Globalisierung wird unter dem Gütesiegel „mehr Konkurrenz“ herum geboten und als Heil für die Entwicklung der Menschheit angeboten!: Kampf jedes Betriebes gegen jeden. Der Betrieb, der denselben Markt sucht, ist ein gefährlicher Konkurrent: Aus dem Rennen werfen oder aufkaufen! Vernichten! Der eiserne Vorhang ist besiegt. Eine Zeit ohne Kampf, eine schreckliche Zeit! (??) Fressen oder Gefressen werden! Wie wenn die Menschheit am Ende des 20. Jahrhunderts sich nicht anders verständigen und zusammenspannen könnte als Kleinkinder, die dem Neid völlig ausgeliefert sind.
Die Katastrophe fehlender oder fehlgeschlagener Erziehung wird zum Heil der Menschen erhoben.

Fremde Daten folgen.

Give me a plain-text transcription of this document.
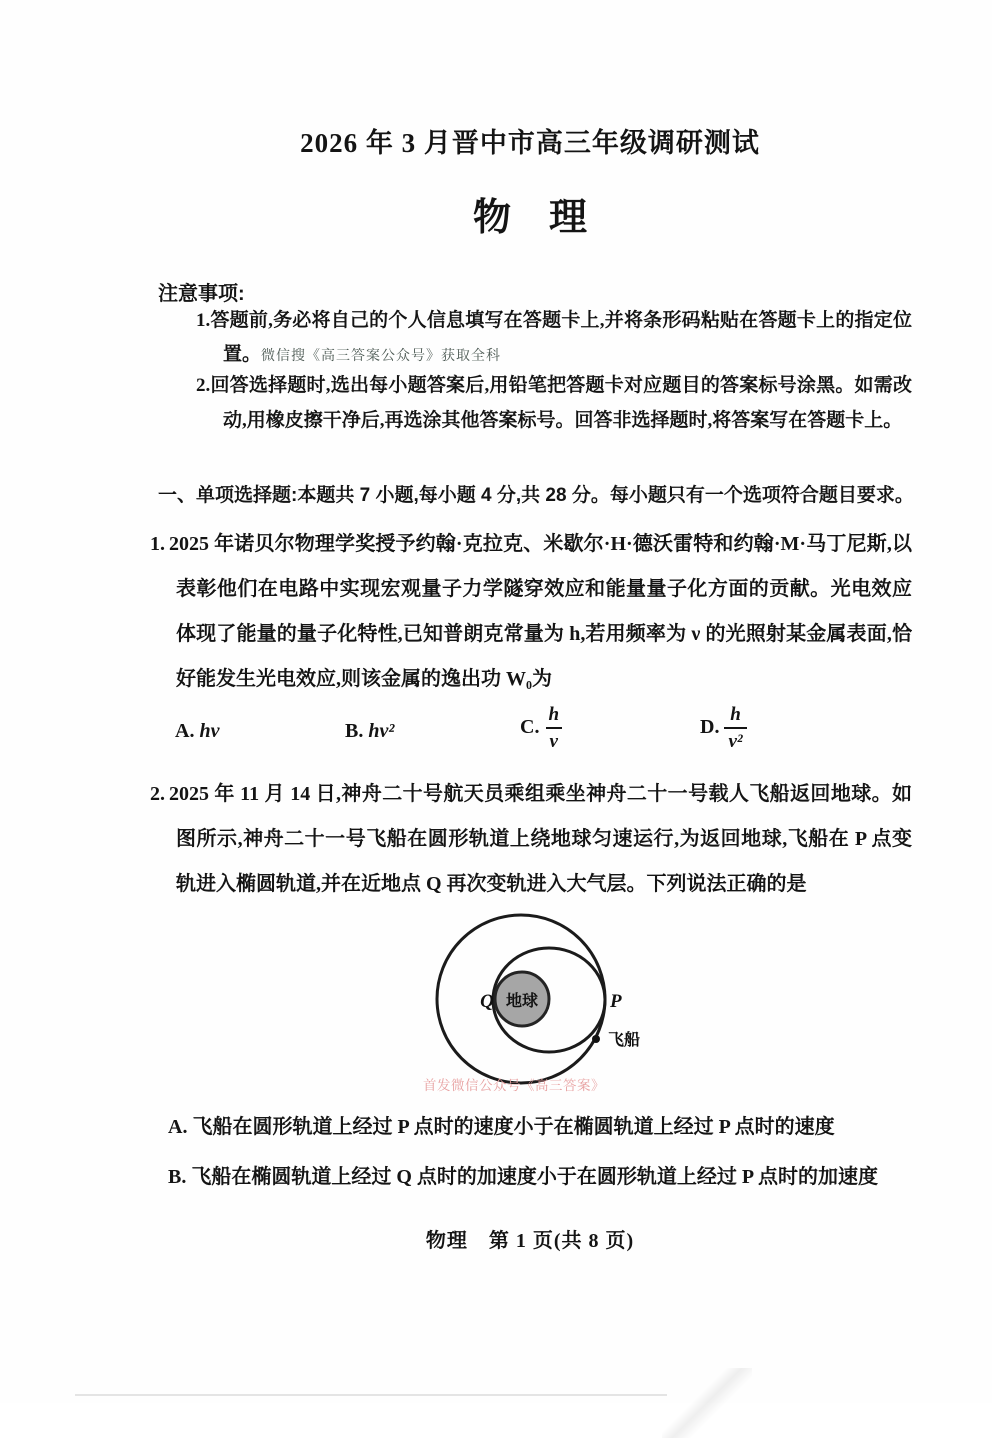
2026 年 3 月晋中市高三年级调研测试
物　理
注意事项:
1.答题前,务必将自己的个人信息填写在答题卡上,并将条形码粘贴在答题卡上的指定位置。微信搜《高三答案公众号》获取全科
2.回答选择题时,选出每小题答案后,用铅笔把答题卡对应题目的答案标号涂黑。如需改动,用橡皮擦干净后,再选涂其他答案标号。回答非选择题时,将答案写在答题卡上。
一、单项选择题:本题共 7 小题,每小题 4 分,共 28 分。每小题只有一个选项符合题目要求。
1. 2025 年诺贝尔物理学奖授予约翰·克拉克、米歇尔·H·德沃雷特和约翰·M·马丁尼斯,以表彰他们在电路中实现宏观量子力学隧穿效应和能量量子化方面的贡献。光电效应体现了能量的量子化特性,已知普朗克常量为 h,若用频率为 ν 的光照射某金属表面,恰好能发生光电效应,则该金属的逸出功 W₀为
A. hν	B. hν²	C. $\frac{h}{\nu}$	D. $\frac{h}{\text{ν²}}$
2. 2025 年 11 月 14 日,神舟二十号航天员乘组乘坐神舟二十一号载人飞船返回地球。如图所示,神舟二十一号飞船在圆形轨道上绕地球匀速运行,为返回地球,飞船在 P 点变轨进入椭圆轨道,并在近地点 Q 再次变轨进入大气层。下列说法正确的是
地球
Q	P
飞船
首发微信公众号《高三答案》
A. 飞船在圆形轨道上经过 P 点时的速度小于在椭圆轨道上经过 P 点时的速度
B. 飞船在椭圆轨道上经过 Q 点时的加速度小于在圆形轨道上经过 P 点时的加速度
物理　第 1 页(共 8 页)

Eine Liga gegen die Konkurrenz tut not!
Wie sind Menschheitsideale wie Gerechtigkeit, Barmherzigkeit und Solidarität den Kindern unserer Zeit zu vermitteln, angesichts der fast schrankenlos aufgeheizten Angst vor der Zukunft? Wie ein Gift dringt sie durch die Lebensalter immer tiefer bis in die frühe Kindheit. Das Konkurrenzbewusstsein ist mancherorts bereits in der frühe Primarschulklasse eingedrungen. Es wird nicht einmal als Gefahr für das soziale Leben anerkannt, weil Gier und Neid unter dem Namen der Konkurrenz in unserer Welt derart salonfähig geworden sind. Kampfgehabe wird teilweise direkt begrüsst. Schon kleine Kinder werden in Kampfsportarten geschickt und auf Selbstverteidigung getrimmt. Auch die Kinderunterhaltung ist sehr kampfbetont geworden. Vielleicht ohne zu merken geht auch hier die Botschaft der Angst mit ein, Bedrohung ist überall; man muss sich selber wehren; wer schwach ist hat kaum Chancen. Diesen Botschaften steht relativ wenig Einübung von Solidaritätsverhalten gegenüber.

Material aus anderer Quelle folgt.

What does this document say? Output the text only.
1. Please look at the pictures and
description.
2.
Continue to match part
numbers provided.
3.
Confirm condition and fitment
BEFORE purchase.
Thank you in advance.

Du lernst nicht nur für dich!
Ich bin überzeugt, dass wir einer Wende in der Werterziehung bedürfen. Solidarische Hilfe, Einstehen für einander, Hinsehen auf die Not (und die Freude) der andern muss wieder einen viel grösseren Raum in der Erziehung und der Schule finden. Schule soll nicht nur mir etwas nützen: „Du lernst für dich, nicht für die Schule“, steht diesem Wert krass entgegen und zementiert den Eigennutz. Vielmehr muss es heissen: Du lernst für dich und für die Schule. Das heisst: Es geht in der Schule nicht nur um dich, sondern auch um die anderen, die Gemeinschaft, die Gesellschaft, die dich mit deinem Können brauchen wird. Wieviele Schüler lernen „für den Lehrer“ und sind dadurch motiviert? Und das ist gut so! Werten wir den Einsatz für andere wieder auf! Entlarven wir die Konkurrenz als Geisel der Menschheit, die alle ins Verderben treiben kann! Hinter ihr stehen die Affekte der Gier, der Angst und des Neides.